Hacker News new | ask | show | jobs
by snowcode 1445 days ago
agreed; and it's the reason for this post. I have a cloudflare worker (code I've written) that tracks requests for robots.txt and then tracks if the requestor's session honours the robots allow and dissallow and forces the correct behaviour, i.e. robots that request files from a dissalow path my worker code returns 401. The problem is that I can't track bot behavior when good bots "continue" their session after requesting robots.txt (with a brief pause) because by then they probably (mostly do, according to my logs) make subsequent requests using IP addresses (or agents) from a pool, resulting in requests coming in from multiple IP addresses.

i.e. no way to manage or track bot sessions, and thus no way to monitor if they are adhering to the robots.txt allow/dissallow.

For now; the only way for me to be able to remove bad bots from my site, is to stick exclusively to bots that I can get a reliable set of IP addresses from; at this juncture that's just Google and Bing's bots, roughly, and then ignore the requests for robots.txt.

My suggestion, (this ycombinator post), is to have a reliable way of tracking robots, that's easy for low tech (amateur) bot builders to adhere to, and thus very efficiently block bad bot behaviour without punishing good bots, and allow site owners to be fully in control of pay for, and serving traffic to only the visitors they want on their sites.
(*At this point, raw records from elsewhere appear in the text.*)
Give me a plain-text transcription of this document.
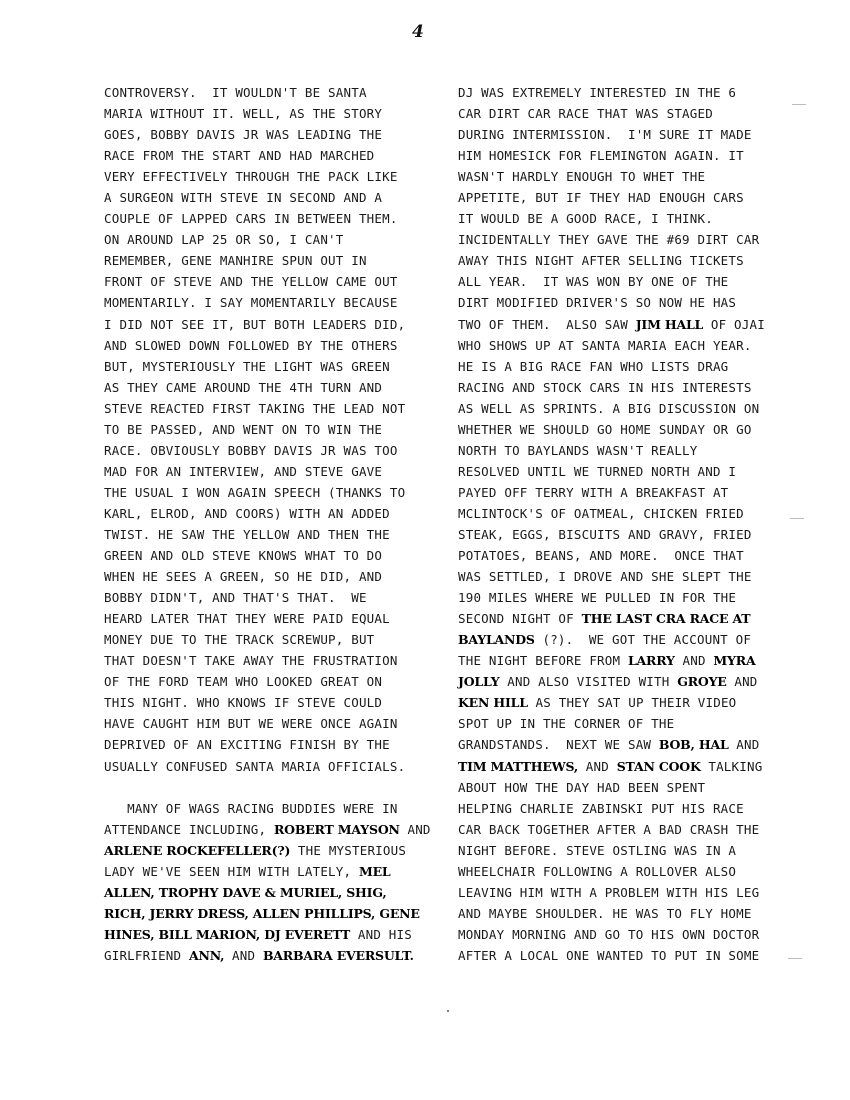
4
CONTROVERSY.  IT WOULDN'T BE SANTA
MARIA WITHOUT IT. WELL, AS THE STORY
GOES, BOBBY DAVIS JR WAS LEADING THE
RACE FROM THE START AND HAD MARCHED
VERY EFFECTIVELY THROUGH THE PACK LIKE
A SURGEON WITH STEVE IN SECOND AND A
COUPLE OF LAPPED CARS IN BETWEEN THEM.
ON AROUND LAP 25 OR SO, I CAN'T
REMEMBER, GENE MANHIRE SPUN OUT IN
FRONT OF STEVE AND THE YELLOW CAME OUT
MOMENTARILY. I SAY MOMENTARILY BECAUSE
I DID NOT SEE IT, BUT BOTH LEADERS DID,
AND SLOWED DOWN FOLLOWED BY THE OTHERS
BUT, MYSTERIOUSLY THE LIGHT WAS GREEN
AS THEY CAME AROUND THE 4TH TURN AND
STEVE REACTED FIRST TAKING THE LEAD NOT
TO BE PASSED, AND WENT ON TO WIN THE
RACE. OBVIOUSLY BOBBY DAVIS JR WAS TOO
MAD FOR AN INTERVIEW, AND STEVE GAVE
THE USUAL I WON AGAIN SPEECH (THANKS TO
KARL, ELROD, AND COORS) WITH AN ADDED
TWIST. HE SAW THE YELLOW AND THEN THE
GREEN AND OLD STEVE KNOWS WHAT TO DO
WHEN HE SEES A GREEN, SO HE DID, AND
BOBBY DIDN'T, AND THAT'S THAT.  WE
HEARD LATER THAT THEY WERE PAID EQUAL
MONEY DUE TO THE TRACK SCREWUP, BUT
THAT DOESN'T TAKE AWAY THE FRUSTRATION
OF THE FORD TEAM WHO LOOKED GREAT ON
THIS NIGHT. WHO KNOWS IF STEVE COULD
HAVE CAUGHT HIM BUT WE WERE ONCE AGAIN
DEPRIVED OF AN EXCITING FINISH BY THE
USUALLY CONFUSED SANTA MARIA OFFICIALS.
MANY OF WAGS RACING BUDDIES WERE IN
ATTENDANCE INCLUDING, ROBERT MAYSON AND
ARLENE ROCKEFELLER(?) THE MYSTERIOUS
LADY WE'VE SEEN HIM WITH LATELY, MEL
ALLEN, TROPHY DAVE & MURIEL, SHIG,
RICH, JERRY DRESS, ALLEN PHILLIPS, GENE
HINES, BILL MARION, DJ EVERETT AND HIS
GIRLFRIEND ANN, AND BARBARA EVERSULT.
DJ WAS EXTREMELY INTERESTED IN THE 6
CAR DIRT CAR RACE THAT WAS STAGED
DURING INTERMISSION.  I'M SURE IT MADE
HIM HOMESICK FOR FLEMINGTON AGAIN. IT
WASN'T HARDLY ENOUGH TO WHET THE
APPETITE, BUT IF THEY HAD ENOUGH CARS
IT WOULD BE A GOOD RACE, I THINK.
INCIDENTALLY THEY GAVE THE #69 DIRT CAR
AWAY THIS NIGHT AFTER SELLING TICKETS
ALL YEAR.  IT WAS WON BY ONE OF THE
DIRT MODIFIED DRIVER'S SO NOW HE HAS
TWO OF THEM.  ALSO SAW JIM HALL OF OJAI
WHO SHOWS UP AT SANTA MARIA EACH YEAR.
HE IS A BIG RACE FAN WHO LISTS DRAG
RACING AND STOCK CARS IN HIS INTERESTS
AS WELL AS SPRINTS. A BIG DISCUSSION ON
WHETHER WE SHOULD GO HOME SUNDAY OR GO
NORTH TO BAYLANDS WASN'T REALLY
RESOLVED UNTIL WE TURNED NORTH AND I
PAYED OFF TERRY WITH A BREAKFAST AT
MCLINTOCK'S OF OATMEAL, CHICKEN FRIED
STEAK, EGGS, BISCUITS AND GRAVY, FRIED
POTATOES, BEANS, AND MORE.  ONCE THAT
WAS SETTLED, I DROVE AND SHE SLEPT THE
190 MILES WHERE WE PULLED IN FOR THE
SECOND NIGHT OF THE LAST CRA RACE AT
BAYLANDS (?).  WE GOT THE ACCOUNT OF
THE NIGHT BEFORE FROM LARRY AND MYRA
JOLLY AND ALSO VISITED WITH GROYE AND
KEN HILL AS THEY SAT UP THEIR VIDEO
SPOT UP IN THE CORNER OF THE
GRANDSTANDS.  NEXT WE SAW BOB, HAL AND
TIM MATTHEWS, AND STAN COOK TALKING
ABOUT HOW THE DAY HAD BEEN SPENT
HELPING CHARLIE ZABINSKI PUT HIS RACE
CAR BACK TOGETHER AFTER A BAD CRASH THE
NIGHT BEFORE. STEVE OSTLING WAS IN A
WHEELCHAIR FOLLOWING A ROLLOVER ALSO
LEAVING HIM WITH A PROBLEM WITH HIS LEG
AND MAYBE SHOULDER. HE WAS TO FLY HOME
MONDAY MORNING AND GO TO HIS OWN DOCTOR
AFTER A LOCAL ONE WANTED TO PUT IN SOME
update: forgot to say .. my code also blocks requests from bots that don't read robots.txt first. The tricky part of course is not accidentally tagging a real user, or a user using some genuine accesibility assistance tool as a bot. someone using curl for example; I dont mind a false negative and blocking his/her request, because if I want to make parts of my site available programmatically I would create an API for the bits that should be available programmatically, which currently is nothing.

1 comments

another update: my suggestion of privately sending bots you want to "allow" to scrape your site, would make it trivial to ban bad bots. No guid, no enter.

Bots that flood your site, effectively DDOS the site, are no different to hackers trying to DDOS your site and would be dealt with as an illegal hacking attempt .. not a "legal" bot configuration issue.

It instantly puts all traffic into 2 buckets, legal and illegal. Versus 3 buckets of legal, badbot and illegal.

tools like "scrapeshield" et al already exist, so my suggestion would allow those vendors to make their scrapeshields even more focused, and allow me to build my poor man's version of those tools, since I dont want to pay for anything. even if it's $5 a month, or $5 a year per domain for some anti-scraping that's a deal breaker for me, since I'm managing hundreds of domains.